NFL Investigating Fan Behavior at NFC Championship Game in Philly
Seems like yet another witch hunt meant to smear Eagles fans (who aren’t nearly as bad as you may think).
In response to the incessant whining of tissue-paper-soft Minnesota Vikings supporters, the NFL has reportedly launched an investigation into the behavior of Eagles fans during January’s NFC Championship Game. And how long are we going to continue to beat this dead horse, exactly?

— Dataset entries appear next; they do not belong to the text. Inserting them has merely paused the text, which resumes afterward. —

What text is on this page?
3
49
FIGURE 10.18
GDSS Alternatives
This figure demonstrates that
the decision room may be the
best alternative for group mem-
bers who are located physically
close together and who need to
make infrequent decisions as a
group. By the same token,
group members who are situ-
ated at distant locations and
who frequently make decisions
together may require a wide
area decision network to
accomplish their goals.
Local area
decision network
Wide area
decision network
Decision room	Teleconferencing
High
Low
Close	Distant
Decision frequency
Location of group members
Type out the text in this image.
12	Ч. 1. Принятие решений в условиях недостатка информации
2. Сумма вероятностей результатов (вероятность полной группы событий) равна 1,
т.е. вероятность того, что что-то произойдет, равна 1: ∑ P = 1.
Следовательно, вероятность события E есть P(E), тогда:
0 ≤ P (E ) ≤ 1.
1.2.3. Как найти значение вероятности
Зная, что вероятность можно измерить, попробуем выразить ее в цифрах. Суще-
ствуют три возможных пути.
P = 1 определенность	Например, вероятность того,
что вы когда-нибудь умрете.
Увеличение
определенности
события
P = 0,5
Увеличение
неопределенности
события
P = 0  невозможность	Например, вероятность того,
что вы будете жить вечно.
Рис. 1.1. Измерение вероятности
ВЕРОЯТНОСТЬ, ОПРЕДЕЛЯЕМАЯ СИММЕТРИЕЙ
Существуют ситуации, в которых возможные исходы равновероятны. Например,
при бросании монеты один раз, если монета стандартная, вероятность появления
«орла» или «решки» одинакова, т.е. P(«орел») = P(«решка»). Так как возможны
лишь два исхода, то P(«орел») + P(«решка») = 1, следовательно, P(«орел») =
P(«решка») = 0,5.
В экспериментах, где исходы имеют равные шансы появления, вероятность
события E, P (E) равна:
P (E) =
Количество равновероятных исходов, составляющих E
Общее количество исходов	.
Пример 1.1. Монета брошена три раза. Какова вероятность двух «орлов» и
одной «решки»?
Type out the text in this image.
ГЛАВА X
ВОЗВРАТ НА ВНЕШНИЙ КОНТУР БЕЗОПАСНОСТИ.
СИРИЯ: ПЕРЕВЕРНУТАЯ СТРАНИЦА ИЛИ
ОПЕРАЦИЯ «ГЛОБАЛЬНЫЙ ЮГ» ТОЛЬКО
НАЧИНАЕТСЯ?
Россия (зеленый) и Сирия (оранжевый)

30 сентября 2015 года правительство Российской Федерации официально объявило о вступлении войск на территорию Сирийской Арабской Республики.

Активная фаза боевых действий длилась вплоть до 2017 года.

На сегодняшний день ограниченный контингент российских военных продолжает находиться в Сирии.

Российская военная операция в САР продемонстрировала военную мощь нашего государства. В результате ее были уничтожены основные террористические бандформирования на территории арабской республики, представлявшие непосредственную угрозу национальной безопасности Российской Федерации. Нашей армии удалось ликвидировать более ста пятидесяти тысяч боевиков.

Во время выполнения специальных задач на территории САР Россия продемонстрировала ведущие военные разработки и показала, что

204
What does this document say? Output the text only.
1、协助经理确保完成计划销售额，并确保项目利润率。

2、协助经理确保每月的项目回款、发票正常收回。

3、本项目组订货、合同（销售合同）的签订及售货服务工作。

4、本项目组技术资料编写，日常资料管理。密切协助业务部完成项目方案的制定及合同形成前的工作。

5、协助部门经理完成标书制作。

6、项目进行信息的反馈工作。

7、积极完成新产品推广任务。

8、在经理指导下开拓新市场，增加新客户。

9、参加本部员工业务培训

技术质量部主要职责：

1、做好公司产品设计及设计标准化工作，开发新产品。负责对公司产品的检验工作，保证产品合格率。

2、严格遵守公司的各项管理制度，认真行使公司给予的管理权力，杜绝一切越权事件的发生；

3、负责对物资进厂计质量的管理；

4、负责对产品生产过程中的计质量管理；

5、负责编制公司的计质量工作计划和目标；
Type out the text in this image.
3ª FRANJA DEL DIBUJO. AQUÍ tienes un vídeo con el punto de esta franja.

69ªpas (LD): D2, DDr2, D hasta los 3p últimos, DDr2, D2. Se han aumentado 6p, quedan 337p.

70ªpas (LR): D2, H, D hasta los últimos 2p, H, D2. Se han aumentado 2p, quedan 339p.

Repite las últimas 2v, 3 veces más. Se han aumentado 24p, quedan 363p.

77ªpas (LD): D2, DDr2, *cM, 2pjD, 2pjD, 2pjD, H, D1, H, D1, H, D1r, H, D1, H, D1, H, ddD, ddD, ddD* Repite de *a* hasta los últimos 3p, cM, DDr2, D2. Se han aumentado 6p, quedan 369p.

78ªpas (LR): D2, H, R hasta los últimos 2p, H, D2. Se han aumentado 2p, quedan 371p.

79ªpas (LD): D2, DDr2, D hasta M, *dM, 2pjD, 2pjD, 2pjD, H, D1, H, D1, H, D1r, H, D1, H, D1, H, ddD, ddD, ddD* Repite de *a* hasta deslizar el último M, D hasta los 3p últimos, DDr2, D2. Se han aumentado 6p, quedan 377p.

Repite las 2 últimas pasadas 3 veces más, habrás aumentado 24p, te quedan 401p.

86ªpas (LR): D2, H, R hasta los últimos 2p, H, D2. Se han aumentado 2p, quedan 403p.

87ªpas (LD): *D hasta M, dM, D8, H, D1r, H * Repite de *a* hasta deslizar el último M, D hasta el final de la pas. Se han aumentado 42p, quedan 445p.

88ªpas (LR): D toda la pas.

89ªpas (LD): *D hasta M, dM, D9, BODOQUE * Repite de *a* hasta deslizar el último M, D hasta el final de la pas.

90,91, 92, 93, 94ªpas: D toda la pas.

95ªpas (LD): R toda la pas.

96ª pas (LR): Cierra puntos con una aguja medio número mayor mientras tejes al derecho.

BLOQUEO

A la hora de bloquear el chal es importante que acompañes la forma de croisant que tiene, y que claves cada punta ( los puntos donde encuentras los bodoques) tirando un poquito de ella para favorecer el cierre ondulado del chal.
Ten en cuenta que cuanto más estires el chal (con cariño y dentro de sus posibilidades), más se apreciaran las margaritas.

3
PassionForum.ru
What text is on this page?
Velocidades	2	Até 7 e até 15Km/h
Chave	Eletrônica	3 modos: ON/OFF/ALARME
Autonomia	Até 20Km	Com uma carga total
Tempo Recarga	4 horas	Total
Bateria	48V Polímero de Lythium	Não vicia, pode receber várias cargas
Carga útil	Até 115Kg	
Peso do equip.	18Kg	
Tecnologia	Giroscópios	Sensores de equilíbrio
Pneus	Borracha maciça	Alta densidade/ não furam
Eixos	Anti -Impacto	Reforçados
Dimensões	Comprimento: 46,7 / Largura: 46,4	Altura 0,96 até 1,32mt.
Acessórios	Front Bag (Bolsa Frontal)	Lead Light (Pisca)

According to a report out of Carson Wentz’s home state, league security officials have been in contact with Vikings fans who traveled to the Linc to watch their team get absolutely demolished by our Birds 38-7. Once back home, many salty visitors relayed tales of Eagles fans acting as absolute animals, dousing poor souls in beer and directing more than a few unsavory insults their way. In other words, business as usual for a game with a trip to the Super Bowl on the line.
You may recall the leadup to that pivotal tilt from Minnesota’s perspective was focused on the “gang-like” mentality of Eagles fans and how best to survive a Sunday in Hell with us miscreants. No big deal — we’re used to that sort of smear campaign here in Philly. But dressing up the Rocky statue in purple and gold? Now that’s a problem. As Principal Vernon so eloquently stated in The Breakfast Club, “Don’t mess with the bull, young man, or you’ll get the horns.”
Foaming at the mouth and starving for a championship, Eagles fans simply played the role in which they were cast by our timid friends over in Minnesota. Were we a little aggressive and overly obnoxious? Sure, all in good fun. But were any Vikings fans in actual danger? Likely not. There were only six arrests that game – three for counterfeit ticket sales, two for disorderly conduct, and one for assault on police.
The lowest of our ranks may eat crap and throw right hooks at police horses, but the fact remains that Eagles fans on the whole are not as volatile as we’re made out to be. A Washington Post study found that San Diego (now Los Angeles) led the league in arrests per game from 2011 to 2016, with an average of 24.6. The Eagles didn’t even crack the top five during that span.
“We believe the interviews will help inform some recommendations going forward,” NFL senior vice president and chief security officer Cathy Lanier says. “We want to incorporate any lessons learned into future improvements.”
The league will publicly announce any changes to stadium protocol as a result of its investigation.